Children were followed for 1 year with no recurrence. In one patient, there was superficial infection which subsided with antibiotics for one more week.
Discussion
Pathophysiology involved in Baker’s cyst in adults is usually inflammatory or degenerative arthropathy like meniscal disorder (mostly medial meniscus), osteoarthritis, rheumatoid arthritis, villonodular synovitis or following infection [7,8].But in children, it is usually idiopathic in 95 % of cases affecting, mostly children of 2 to 14 years of age [9,10].
It is also seen in children with hyper laxity joint disorder or juvenile rheumatoid disorder [11,12]. In children, it is also presumed that cyst starts, after trivial trauma to posterior aspect of the knee. There is controversy regarding communication of the cyst with the knee joint [13].
Ultrasonography is the investigation of choice for the diagnosis of the most cases of Baker’s cyst although in few cases MRI may be recommended to rule out parameniscal cyst, cystic malignancies like fibrosarcoma, synovial sarcoma, malignant fibrous histiocytoma and popliteal vessel aneurysm which are rarely seen in children and are usually seen in adults [14-16].

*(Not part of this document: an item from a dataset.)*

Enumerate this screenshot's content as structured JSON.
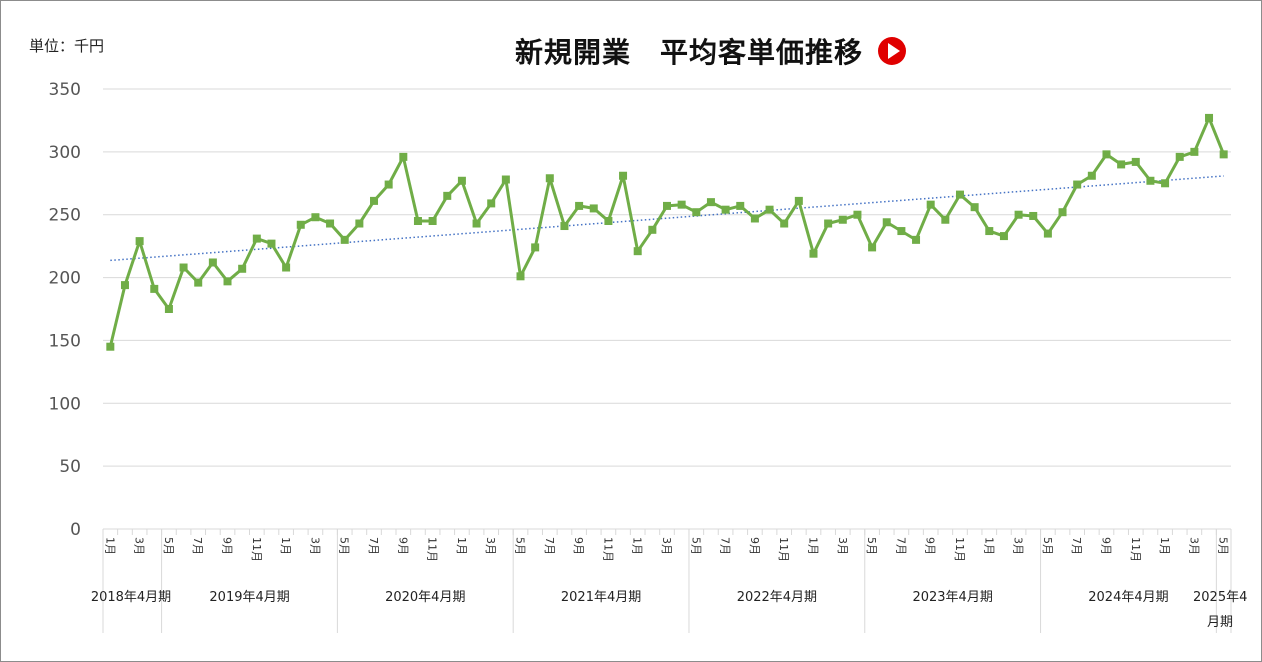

Pathogenesis of Baker’s cyst depends upon the presence of the valve between the tendons of medial gastrocnemius and semimembranosus muscle which open during flexion of the knee and closes during extension of the knee. There is also pressure variation in the knee from -6 mm Hg during partial flexion to 16 mm Hg during extension [17].
Baker’s cyst protects knee joint from high effusion pressure by diverting fluid from knee to Bakers cyst with valve like mechanism that allow flow in only one direction [18]. Treatment of Baker’s cyst in adults needs addressing of the primary pathology for its successful treatment [19].
Excision is recommended when conservative therapy fails. But excision has high rate of recurrence ranging from 5 to 40% and in children it can result in loss of school days due to hospitalization and morbidity. Further, since in children the cyst is mostly of primitive origin only, when the cyst failed to respond to conservative therapy, threading technique can be used. We used this threading technique, in 6 children of baker’s cyst as an alternative to surgical excision.
In all the cases swelling of Baker’s cyst subsided in all cases in mean time to 6.4 weeks completely, without any recurrence when followed till one year. The thread technique along with aspiration, decompress the cyst and with the tract of the thread the cyst is decompressed continuously which needs regular dressing, and in the meantime, the thread causes inflammatory reaction and fibrosis to occurs to seal of the cyst, and hence preventing recurrence.
With success our results we can say that the procedure is easy, day care procedure without much morbidity, can be done minimal invasive, cost effective, reliable, without recurrence and with good results. Our study is limited by short sample size.
Conclusion
Threading technique had shown good results with no recurrence rate as an alternative to surgical excision in treatment of baker’s cyst in children, with advantages of easy, cost effective, low morbidity, day care procedure without loss to school days.